Frage beantwortet am
Anja Loosli
Expert*in Sozialhilferecht
Guten Tag
Vielen Dank für Ihre Frage. Ich beantworte diese gerne wie folgt:
Nach § 9 Abs. 1 SHV, BGS 861.41 richtet sich die Ausgestaltung und das Ausmass der Unterstützung (§§ 20 und 29 SHG) nach den Richtlinien der Schweizerischen Konferenz für Sozialhilfe (SKOS-Richtlinien). Der Regierungsrat kann ergänzende und präzisierende Vorschriften zu den SKOS-Richtlinien erlassen oder festlegen, dass bestimmte Teile nicht anwendbar sind. Der Regierungsrat hat dies bezüglich Einkommensfreibetrag in § 9a SHV und bezüglich Integrationszulage in § 9b und 9c SHV getan. Nach § 9c Abs. 2 lit. a SHV beträgt die Integrationszulage für Nichterwerbstätige, die sich in einem Integrations-, Beschäftigungs- oder Qualifikationsprogramm befinden, mindestens Fr. 100.-- und höchstens Fr. 300.-- pro Monat. In lit. b ist geregelt, dass Nichterwerbstätige bis zum vollendeten 25. Altersjahr die Hälfte des Betrages von § 9c Abs. 2 lit. a SHV erhalten sollen, mithin ein Betrag zwischen Fr. 50.-- und Fr. 150.--. Nach welchen Kriterien der Betrag festgelegt werden soll, regelt die SHV nicht. In SKOS-RL C.6.1 Abs. 2 ist festgehalten, dass die Höhe der Integrationszulage von der erbrachten Leistung und deren Bedeutung abhängt. Der Sozialhilfe kommt deshalb ein gewisses Ermessen zu bei der Festlegung der Höhe der Integrationszulage für Nichterwerbstätige. Insbesondere hat sie bei der Bestimmung der Höhe der Integrationszulage die erbrachte Leistung und deren Bedeutung im Einzelfall zu berücksichtigen und grundsätzlich nicht einen Pauschalbetrag festzulegen, der den Einzelfall nicht berücksichtigt.

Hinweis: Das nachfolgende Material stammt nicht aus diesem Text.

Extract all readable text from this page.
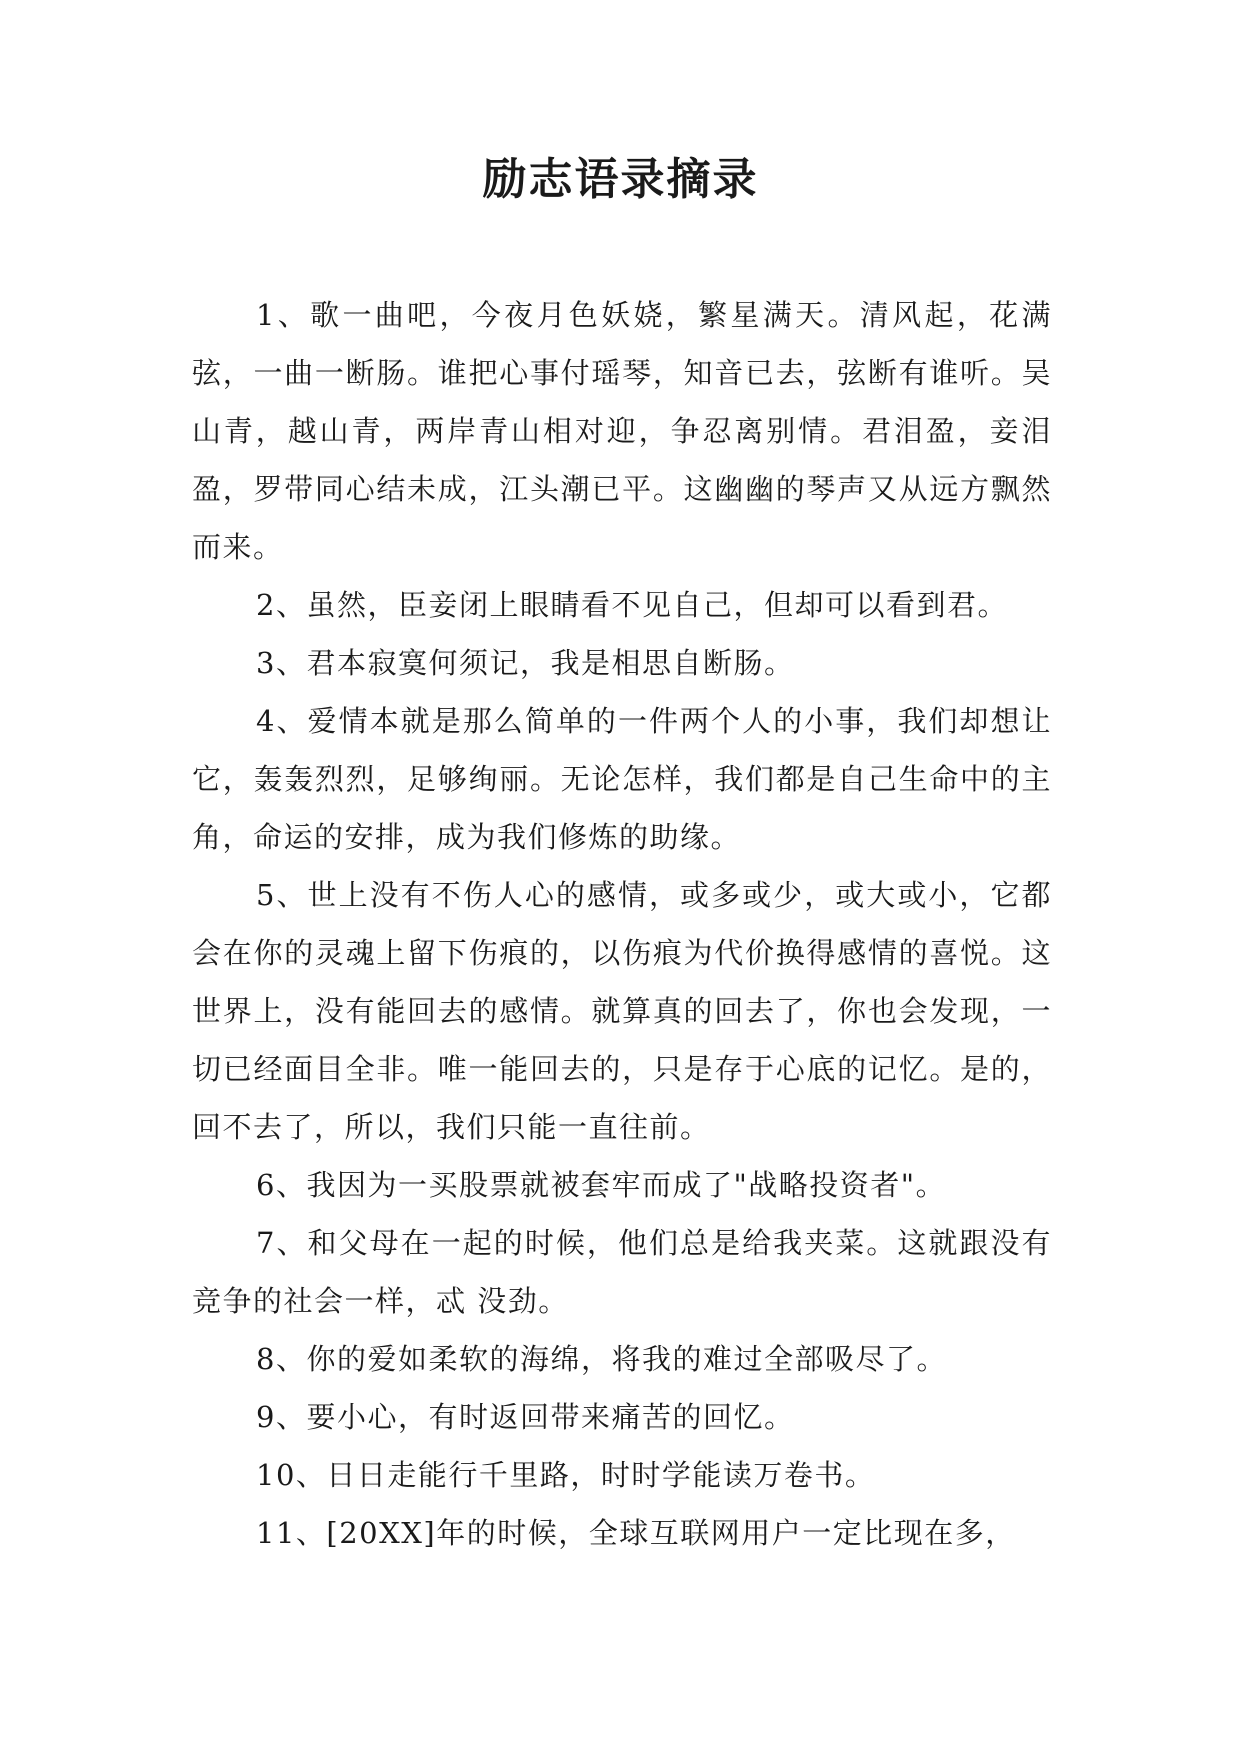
励志语录摘录

1、歌一曲吧，今夜月色妖娆，繁星满天。清风起，花满弦，一曲一断肠。谁把心事付瑶琴，知音已去，弦断有谁听。吴山青，越山青，两岸青山相对迎，争忍离别情。君泪盈，妾泪盈，罗带同心结未成，江头潮已平。这幽幽的琴声又从远方飘然而来。

2、虽然，臣妾闭上眼睛看不见自己，但却可以看到君。

3、君本寂寞何须记，我是相思自断肠。

4、爱情本就是那么简单的一件两个人的小事，我们却想让它，轰轰烈烈，足够绚丽。无论怎样，我们都是自己生命中的主角，命运的安排，成为我们修炼的助缘。

5、世上没有不伤人心的感情，或多或少，或大或小，它都会在你的灵魂上留下伤痕的，以伤痕为代价换得感情的喜悦。这世界上，没有能回去的感情。就算真的回去了，你也会发现，一切已经面目全非。唯一能回去的，只是存于心底的记忆。是的，回不去了，所以，我们只能一直往前。

6、我因为一买股票就被套牢而成了"战略投资者"。

7、和父母在一起的时候，他们总是给我夹菜。这就跟没有竞争的社会一样，忒 没劲。

8、你的爱如柔软的海绵，将我的难过全部吸尽了。

9、要小心，有时返回带来痛苦的回忆。

10、日日走能行千里路，时时学能读万卷书。

11、[20XX]年的时候，全球互联网用户一定比现在多，
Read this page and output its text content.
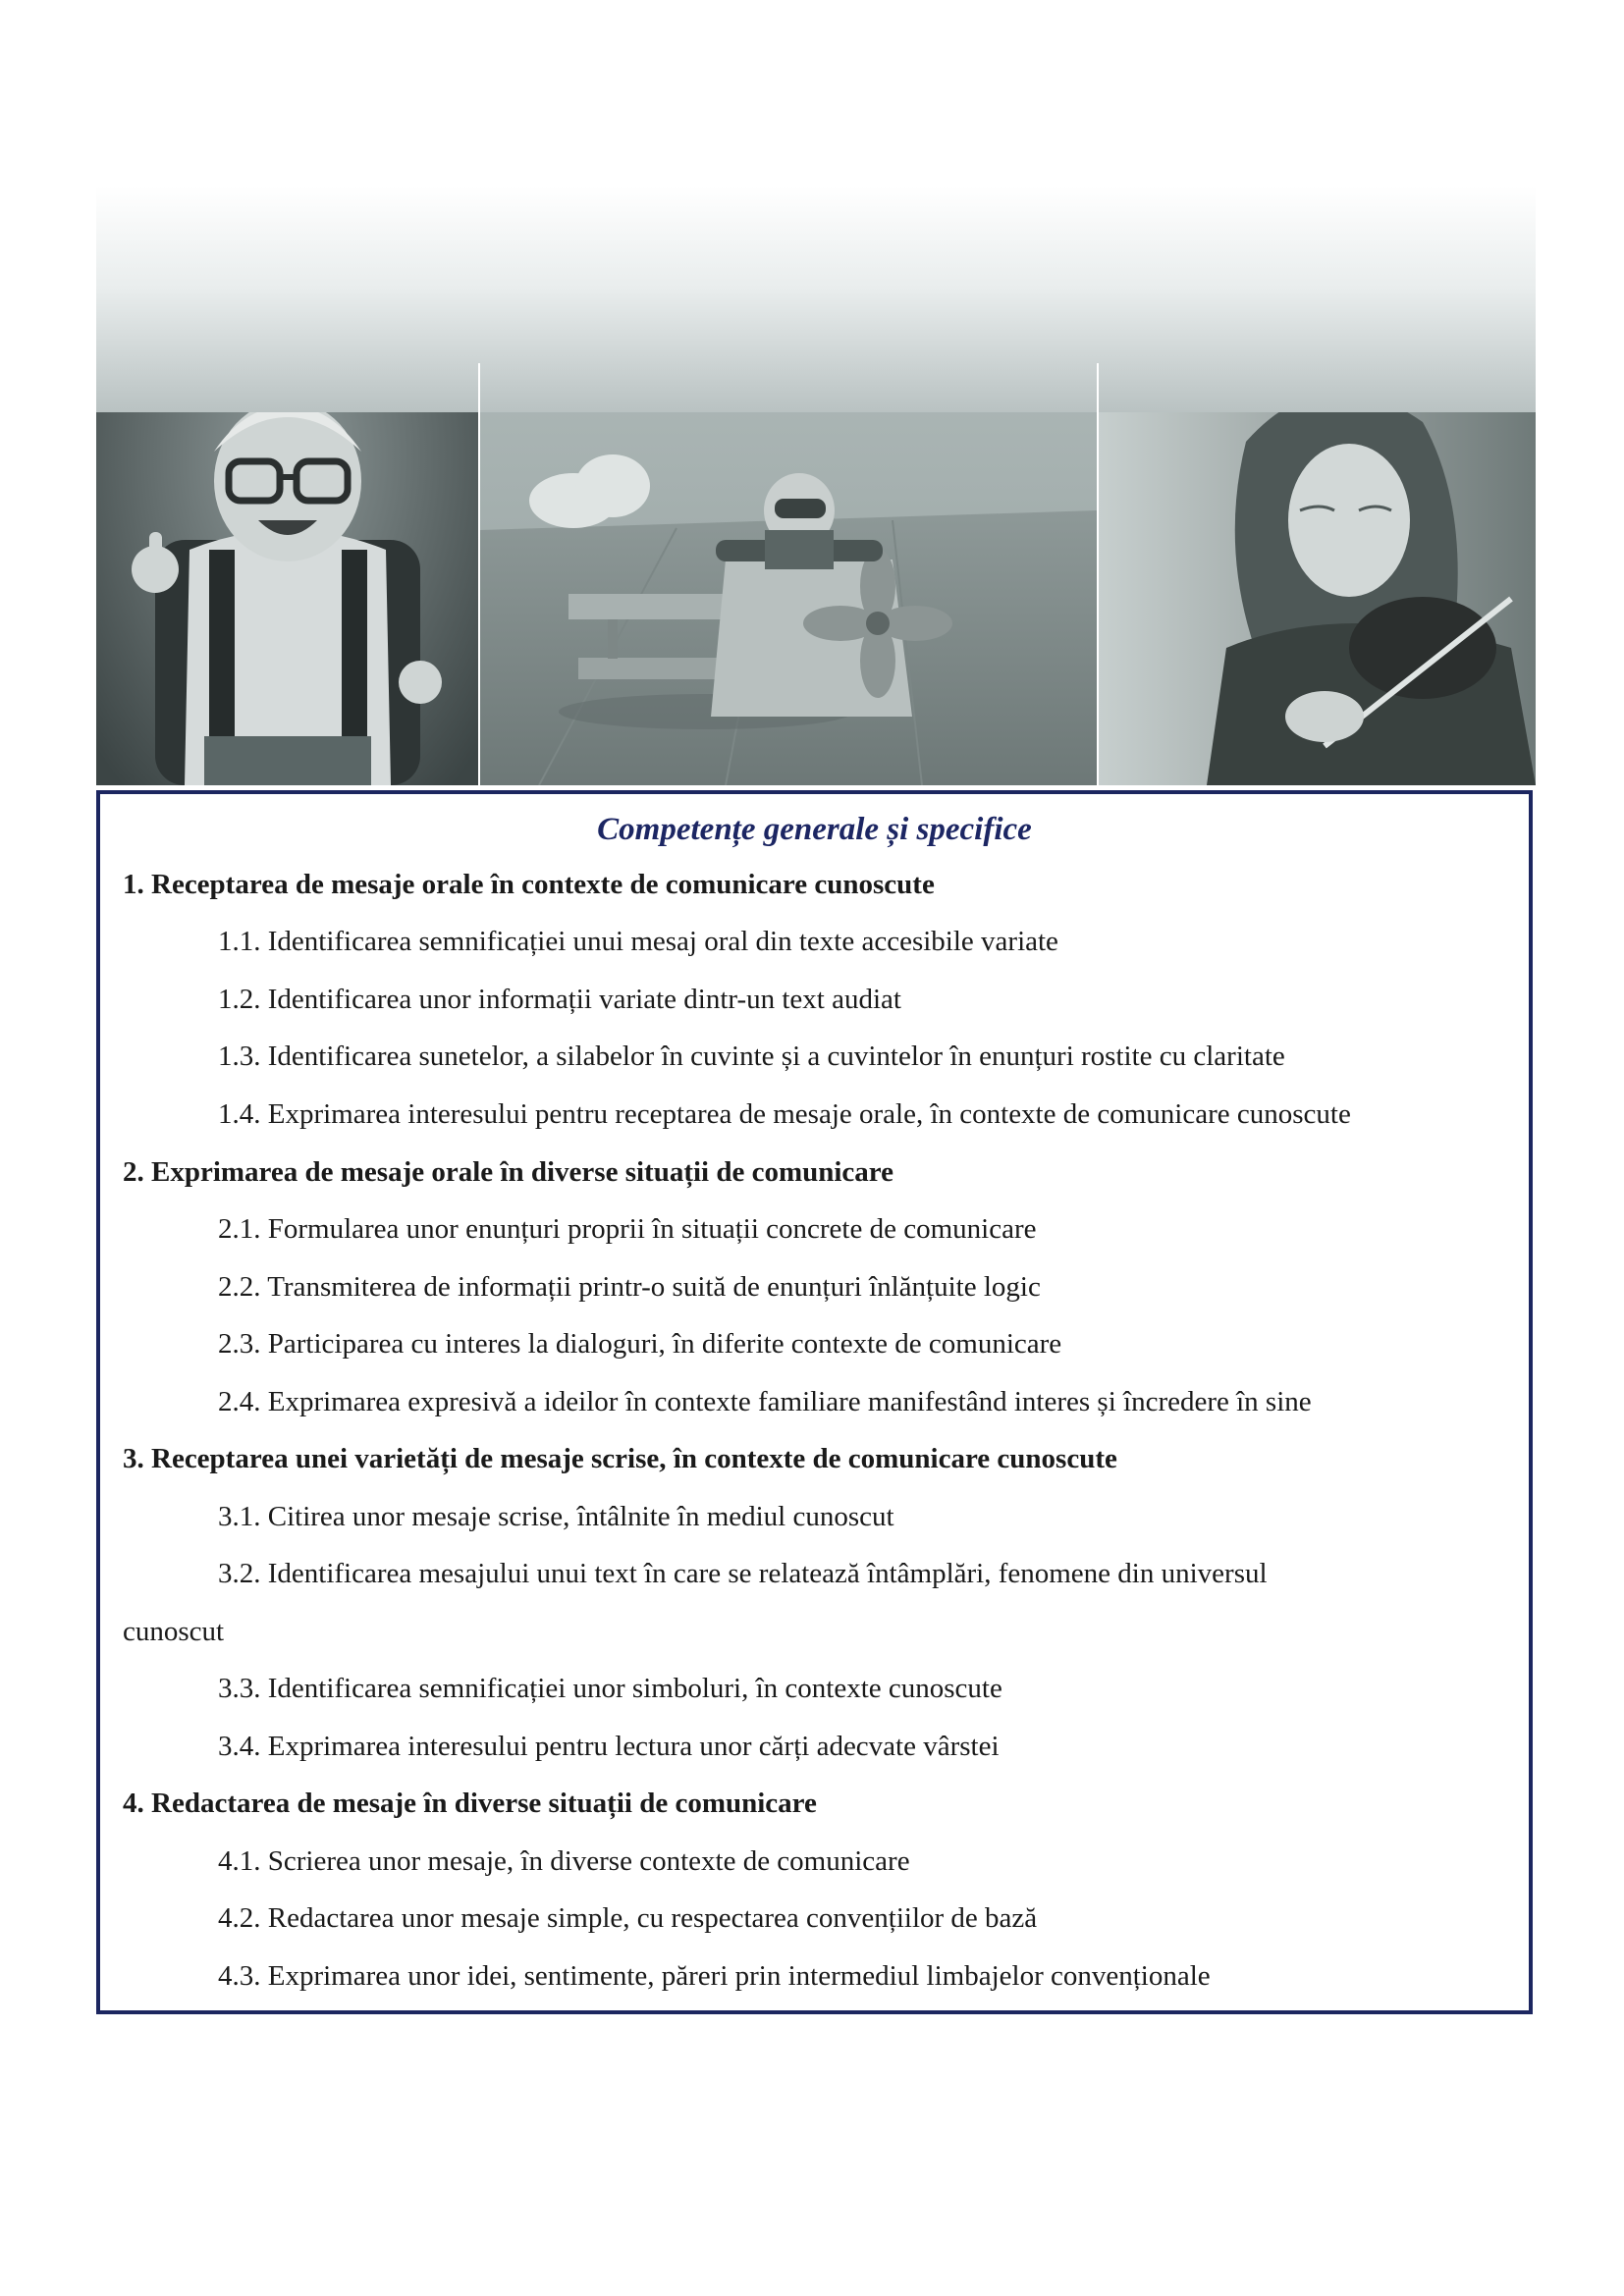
Competențe generale și specifice
1. Receptarea de mesaje orale în contexte de comunicare cunoscute
1.1. Identificarea semnificației unui mesaj oral din texte accesibile variate
1.2. Identificarea unor informații variate dintr-un text audiat
1.3. Identificarea sunetelor, a silabelor în cuvinte și a cuvintelor în enunțuri rostite cu claritate
1.4. Exprimarea interesului pentru receptarea de mesaje orale, în contexte de comunicare cunoscute
2. Exprimarea de mesaje orale în diverse situații de comunicare
2.1. Formularea unor enunțuri proprii în situații concrete de comunicare
2.2. Transmiterea de informații printr-o suită de enunțuri înlănțuite logic
2.3. Participarea cu interes la dialoguri, în diferite contexte de comunicare
2.4. Exprimarea expresivă a ideilor în contexte familiare manifestând interes și încredere în sine
3. Receptarea unei varietăți de mesaje scrise, în contexte de comunicare cunoscute
3.1. Citirea unor mesaje scrise, întâlnite în mediul cunoscut
3.2. Identificarea mesajului unui text în care se relatează întâmplări, fenomene din universul
cunoscut
3.3. Identificarea semnificației unor simboluri, în contexte cunoscute
3.4. Exprimarea interesului pentru lectura unor cărți adecvate vârstei
4. Redactarea de mesaje în diverse situații de comunicare
4.1. Scrierea unor mesaje, în diverse contexte de comunicare
4.2. Redactarea unor mesaje simple, cu respectarea convențiilor de bază
4.3. Exprimarea unor idei, sentimente, păreri prin intermediul limbajelor convenționale
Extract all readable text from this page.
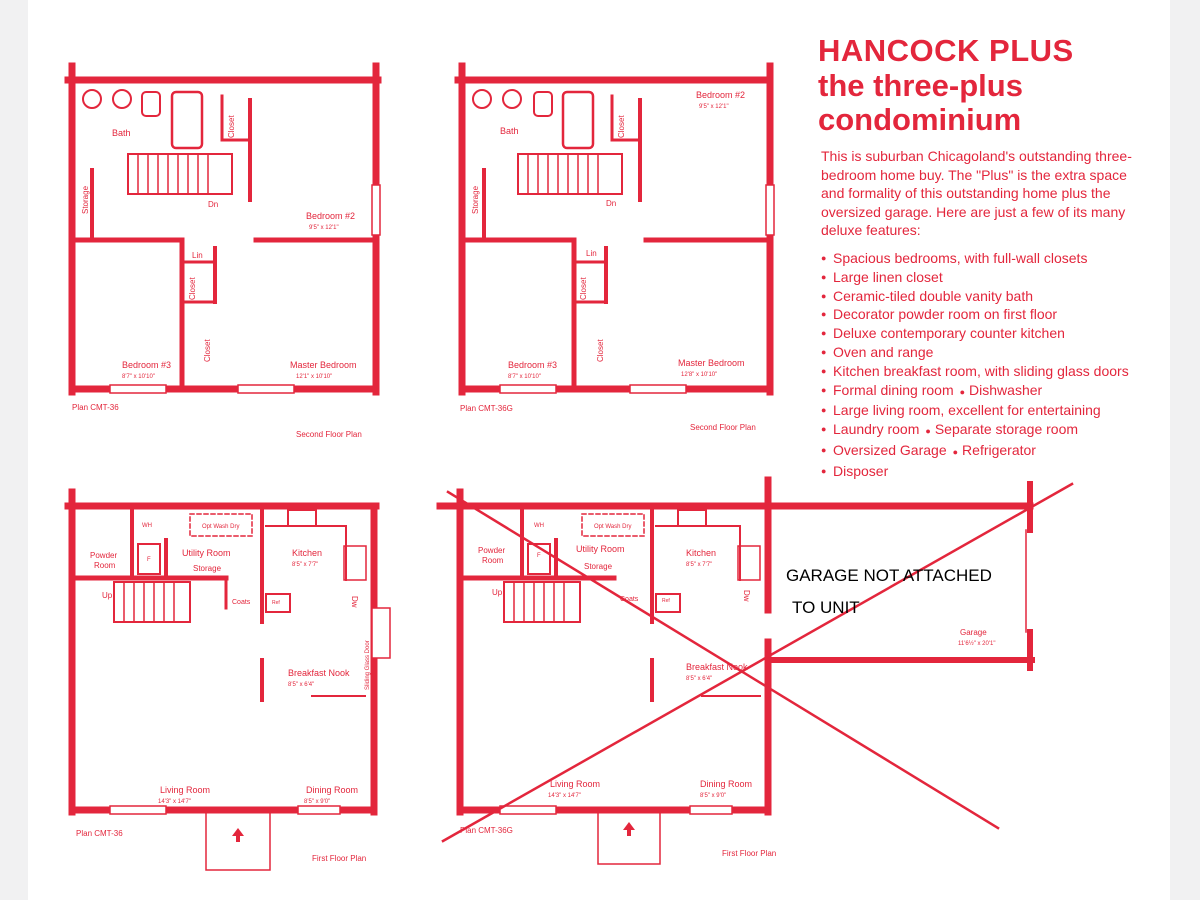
Bath	Closet
Dn
Storage
Bedroom #2
9'5" x 12'1"
Lin
Closet
Closet
Bedroom #3
8'7" x 10'10"
Master Bedroom
12'1" x 10'10"
Plan CMT-36
Second Floor Plan
Bath	Closet
Dn
Storage
Bedroom #2
9'5" x 12'1"
Lin
Closet
Closet
Bedroom #3
8'7" x 10'10"
Master Bedroom
12'8" x 10'10"
Plan CMT-36G
Second Floor Plan
WH	Opt Wash Dry
Powder
Room
F
Utility Room
Storage
Kitchen
8'5" x 7'7"
Dw
Up
Coats	Ref
Sliding Glass Door
Breakfast Nook
8'5" x 6'4"
Living Room
14'3" x 14'7"
Dining Room
8'5" x 9'0"
Plan CMT-36
First Floor Plan
WH	Opt Wash Dry
Powder
Room	F
Utility Room
Storage
Kitchen
8'5" x 7'7"
Dw
Up
Coats	Ref
Breakfast Nook
8'5" x 6'4"
Living Room
14'3" x 14'7"
Dining Room
8'5" x 9'0"
Garage
11'6½" x 20'1"
Plan CMT-36G
First Floor Plan
HANCOCK PLUS
the three-plus
condominium

This is suburban Chicagoland's outstanding three-bedroom home buy. The "Plus" is the extra space and formality of this outstanding home plus the oversized garage. Here are just a few of its many deluxe features:

● Spacious bedrooms, with full-wall closets
● Large linen closet
● Ceramic-tiled double vanity bath
● Decorator powder room on first floor
● Deluxe contemporary counter kitchen
● Oven and range
● Kitchen breakfast room, with sliding glass doors
● Formal dining room ● Dishwasher
● Large living room, excellent for entertaining
● Laundry room ● Separate storage room
● Oversized Garage ● Refrigerator
● Disposer
GARAGE NOT ATTACHED
TO UNIT
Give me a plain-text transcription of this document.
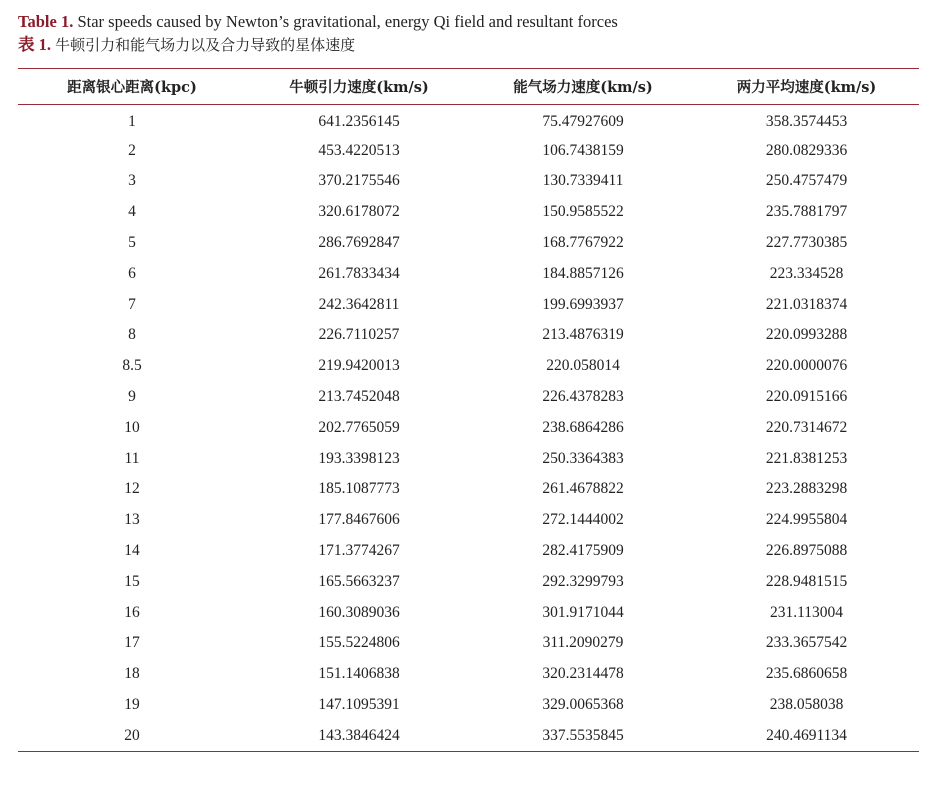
Table 1. Star speeds caused by Newton’s gravitational, energy Qi field and resultant forces
表 1. 牛顿引力和能气场力以及合力导致的星体速度
距离银心距离(kpc)	牛顿引力速度(km/s)	能气场力速度(km/s)	两力平均速度(km/s)
1	641.2356145	75.47927609	358.3574453
2	453.4220513	106.7438159	280.0829336
3	370.2175546	130.7339411	250.4757479
4	320.6178072	150.9585522	235.7881797
5	286.7692847	168.7767922	227.7730385
6	261.7833434	184.8857126	223.334528
7	242.3642811	199.6993937	221.0318374
8	226.7110257	213.4876319	220.0993288
8.5	219.9420013	220.058014	220.0000076
9	213.7452048	226.4378283	220.0915166
10	202.7765059	238.6864286	220.7314672
11	193.3398123	250.3364383	221.8381253
12	185.1087773	261.4678822	223.2883298
13	177.8467606	272.1444002	224.9955804
14	171.3774267	282.4175909	226.8975088
15	165.5663237	292.3299793	228.9481515
16	160.3089036	301.9171044	231.113004
17	155.5224806	311.2090279	233.3657542
18	151.1406838	320.2314478	235.6860658
19	147.1095391	329.0065368	238.058038
20	143.3846424	337.5535845	240.4691134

Die Behörde darf ihr Ermessen nicht missbräuchlich ausüben. Ermessensmissbrauch ist gegeben, wenn die Behörde zwar im Rahmen des ihr eingeräumten Ermessens bleibt, sich aber von unsachlichen, dem Zweck der massgebenden Vorschriften fremden Erwägungen leiten lässt, oder allgemeine Rechtsprinzipien, wie das Verbot von Willkür und von rechtsungleicher Behandlung, das Gebot von Treu und Glauben sowie den Grundsatz der Verhältnismässigkeit verletzt (BGE 141 V 365 E. 5.1 S. 73 mit Hinweis). Dagegen liegt Ermessensüberschreitung vor, wenn die Behörde Ermessen walten lässt, wo ihr das Gesetz keines einräumt, oder wo sie statt zweier zulässiger Lösungen eine dritte wählt. In diesem Zusammenhang ist auch die Ermessensunterschreitung bedeutsam, die darin besteht, dass die entscheidende Behörde sich als gebunden betrachtet, obschon sie nach Gesetz berechtigt wäre, nach Ermessen zu handeln, oder dass sie auf Ermessensausübung ganz oder teilweise von vornherein verzichtet (BGE 137 V 71 E. 5.2 S. 73; 116 V 307 E. 2 S. 310; Urteil 8C_556/2016 vom 23. November 2016 E. 4.1, in: ARV 2016 S. 308).
Ihr Klient erwirtschaftet keinen Lohn. Die Voraussetzungen für einen Einkommensfreibetrag sind deshalb nicht erfüllt. Es handelt sich bei Beschäftigung/Tagesstruktur typischerweise um ein Beschäftigungsprogramm, weshalb ein Anspruch auf eine Integrationszulage besteht, welche für Nichterwerbstätige unter 25 Jahren zwischen Fr. 50.-- und Fr. 150.-- liegt, je nach erbrachter Leistung und deren Bedeutung. Mit der pauschalen Festlegung der Integrationszulage für Nichterwerbstätige unter 25 Jahren ohne Berücksichtigung der Leistung im Einzelfall unterschreitet die Sozialhilfe, wie Sie schreiben, ihr Ermessen.
Ich schlage Ihnen deshalb vor, sich nochmals mit der Sozialhilfe in Verbindung zu setzen. Bleibt die Sozialhilfe bei ihrem Entscheid, könnten Sie die nächste Budget- oder Abrechnungsverfügung bezüglich der Höhe der Integrationszulage anfechten und geltend machen, dass die Leistung Ihres Klienten gross und bedeutend sei und deshalb eine höhere Integrationszulage angezeigt sei. Insbesondere rechtfertige sich keine Pauschale, da damit das Ermessen der Sozialhilfe unterschritten werde.
Ich hoffe, Ihnen mit meiner Antwort weiterhelfen zu können.